The jury of seven military officers filed back into the courtroom in Guantánamo Bay at the end of eight long hours deliberating the fate of Omar Khadr. Sitting next to Khadr, watching tensely, were two Edmonton lawyers, Nate Whitling and Dennis Edney. For the past seven years, the two Albertans had waged a determined battle for legal rights for Khadr. They had been to the Supreme Court twice, with some success, in their effort to bring the rule of law to bear on the case. They’d travelled a dozen times since June 2007 to visit their client at this notorious US military prison and to help his American military lawyer, Lt. Col. Jon Jackson, prepare the defence. This day, October 31, 2010, was a critical point in their journey—the fate of their client would finally be decided.
“Make no mistake, the world is watching,” the military prosecutor told the jury. “Your sentence will send a message.” Indeed. The court had accepted Khadr’s guilty plea (part of a plea bargain) the week before. Today it would recommend a sentence—and signal of the kind of justice to be had from the contentious and deeply flawed US military justice system.
Whitling and Edney knew the legal deck was stacked against their client in the military commission system, which violated the rule of law and other fundamental principles of justice. For instance, in the military court, evidence obtained under torture was admissible—unthinkable in regular courts.The prosecution was not required to disclose its evidence, as required in regular courts. The military commission system, devised post 9/11 and modified by the Obama administration, was so stacked against the accused that the US government ruled its own citizens could not be sent to trial there. This was justice suitable for foreigners only.
But the US government was not the only one to ignore its own traditions concerning the rule of law. Months before the trial, the Canadian government ignored the recommendation of its own courts, which ruled Khadr’s Charter rights had been violated when Canadian security officials participated in illegal interrogations of Khadr. To remedy that wrong, the government should bring Khadr home, the courts said. Instead, the Harper government played to the politics of the day by leaving him in Guantánamo, argues Edney. By failing to uphold the rights of one citizen, he adds—however unpopular the citizen—the government undermined the legal rights that protect all Canadians.
The defence of Omar, second youngest son of Canada’s notorious al Qaeda-linked Khadr family, was not a popular cause. The family’s ties to terrorist Osama bin Laden were a shocking betrayal of national values and an affront to Canadians. For Whitling and Edney, however, a greater principle was at stake: the rule of law, so fundamental to democracy. Every Canadian citizen is entitled to the right to counsel, protection from torture and to a fair trial. Khadr had none of that in Guantánamo.
The two lawyers are, as Edney likes to say, “as different as chalk and cheese.” Whitling, mid-30s, bookish and reserved, is a brilliant legal mind. Raised in a middle-class Edmonton home, Whitling went on to become the gold medallist in his University of Alberta law class. From there, he studied at Harvard, clerked at the Supreme Court of Canada under Justice John Major, then joined one of Edmonton’s biggest downtown firms, Parlee McLaws.

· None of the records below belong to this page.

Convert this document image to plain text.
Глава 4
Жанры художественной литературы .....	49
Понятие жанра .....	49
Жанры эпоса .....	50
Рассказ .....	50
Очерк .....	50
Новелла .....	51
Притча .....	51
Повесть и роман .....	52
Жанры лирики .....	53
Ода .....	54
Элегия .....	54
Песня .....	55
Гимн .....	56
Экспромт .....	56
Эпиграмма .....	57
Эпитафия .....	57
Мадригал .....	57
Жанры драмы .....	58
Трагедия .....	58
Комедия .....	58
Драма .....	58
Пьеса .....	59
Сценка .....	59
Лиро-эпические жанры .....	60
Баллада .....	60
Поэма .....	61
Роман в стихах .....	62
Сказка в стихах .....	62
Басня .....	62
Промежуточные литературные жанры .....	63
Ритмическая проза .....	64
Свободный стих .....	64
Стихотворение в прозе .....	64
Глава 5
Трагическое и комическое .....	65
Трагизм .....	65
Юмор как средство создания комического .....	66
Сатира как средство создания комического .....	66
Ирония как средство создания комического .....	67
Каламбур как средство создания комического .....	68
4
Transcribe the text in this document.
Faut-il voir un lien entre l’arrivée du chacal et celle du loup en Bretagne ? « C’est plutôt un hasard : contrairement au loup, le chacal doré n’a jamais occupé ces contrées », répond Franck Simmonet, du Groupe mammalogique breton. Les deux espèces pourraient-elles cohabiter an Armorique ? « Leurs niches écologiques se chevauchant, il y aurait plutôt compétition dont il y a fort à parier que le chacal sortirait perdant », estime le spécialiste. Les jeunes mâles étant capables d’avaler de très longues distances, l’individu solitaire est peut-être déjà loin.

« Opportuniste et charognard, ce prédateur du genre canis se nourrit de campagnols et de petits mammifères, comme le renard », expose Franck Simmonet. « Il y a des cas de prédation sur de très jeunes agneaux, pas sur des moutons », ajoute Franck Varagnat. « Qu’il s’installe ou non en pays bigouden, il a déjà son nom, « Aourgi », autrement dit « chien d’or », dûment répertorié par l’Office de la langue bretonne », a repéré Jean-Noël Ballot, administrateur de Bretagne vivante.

Edney, 20 years older, a veteran criminal lawyer in a small Edmonton office, was a professional soccer player in Scotland before he went to law school. Behind his charming smile is a pugnacious, stubborn streak. He says it comes from his Scottish upbringing, which taught him to stand up for his rights or “be downtrodden.” The notion of challenging the powers that be comes naturally to him. He also learned in his family a deep distaste for prejudice. His parents were a rare Catholic/Protestant marriage during the Second World War, much frowned upon by both sets of in-laws. To this day, the Catholic side won’t let his mother’s ashes be buried with his father, says Edney, shaking his head.
In late 2002, Edney and Whitling joined forces to take on Khadr’s case. The 15-year-old, captured in Afghanistan, was moved to Guantánamo, where he was held for years with no charges, no right to habeas corpus (to challenge his detention) and no access to lawyers. Whitling and Edney, who work pro bono on this case, figured their best strategy was to see if Canadian courts could force the government to insist on fair treatment for Khadr. The question: under the Charter of Rights, what are Canada’s obligations to one of its citizens detained in a foreign legal system that does not provide basic rights?
In the post-9/11 era, the Khadr case tested the balance between the need for security in the West’s “war on terror” and the need to uphold Canada’s long-standing civil liberties. The US put Guantánamo deliberately offshore to exempt it from the US constitution and its legal protections. Could Canadian officials also turn a blind eye to the fact Khadr was denied those normal legal rights, and that he was a juvenile as well?